First Sight: The young man hunched in the wind leaned on the rail at the overlook gesturing to an unfenced tower beyond which it looked as if all the rock on the continent had been cranked open. He said, “I feel like I want to go to that rock.” Maybe he too felt the temptation of that galactic fall, the Canyon humming to him like some ancient radio made for luring one close, closer, a little further out and to look down, deeper, over, up, far away. The body wants to unlink from caution. The eyes fall in love with going into that space, with just rising and joining the ravens out there on the thermals.
Before we were saturated with the paintings and then photographs that have dulled our sense of awe and perception, what must the early Navajos and Hopis have seen when they first wound through the screen of fir trees to the edge?
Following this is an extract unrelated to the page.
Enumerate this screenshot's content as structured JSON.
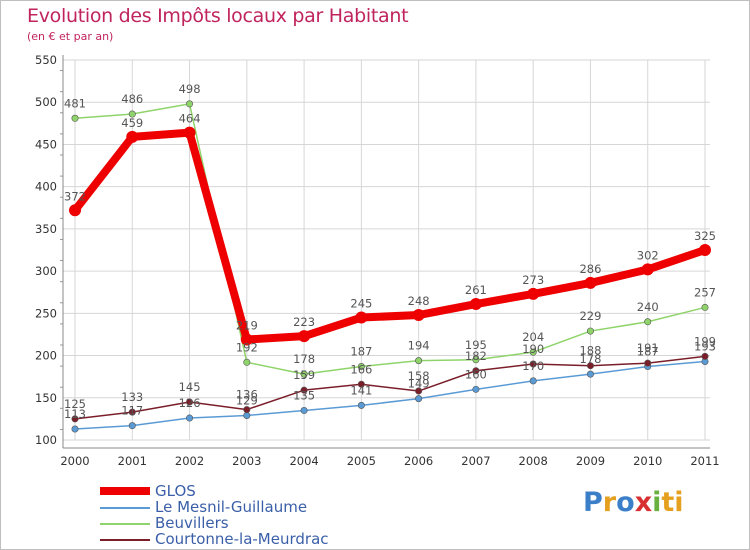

Were they overwhelmed?
The Canyon widens to 10 miles at the South Rim and coming down to the river, ledge by table by esplanade, it deepens to a mile. In this range of vision lies the Unkar Delta, farmed by native peoples for hundreds of years. I can trace the drainages they descended to move from the high desert plateau to the Colorado river. A Ranger tells me that on winter nights, the air clear and cold, she can watch car lights and the home brightness of individual hogans far to the west in the Navajo lands that border the National Park. She hesitates, and then slightly blushing, she says that she comes out here alone when the Park is deserted to see those lights, and the star fields too.
No photo or adjective can capture the experience of directly gazing at the Canyon. It is too much. The eyes look for contours and thresholds, for a frame where a contrast can render its width and depth distinct and thus comprehensible — so … a tower set against the drop, a raven poised at the summit of a tree which leans into its emptiness, a cedar lit by the sun on the edge of the abyss.
I walked along the rim until the crowds and their noise dropped behind me. Some ravens follow, curious, brilliant black in the sun.
All this unsubdued, nameless, beguiling immensity.
I envied the ravens who pitched and rolled above it.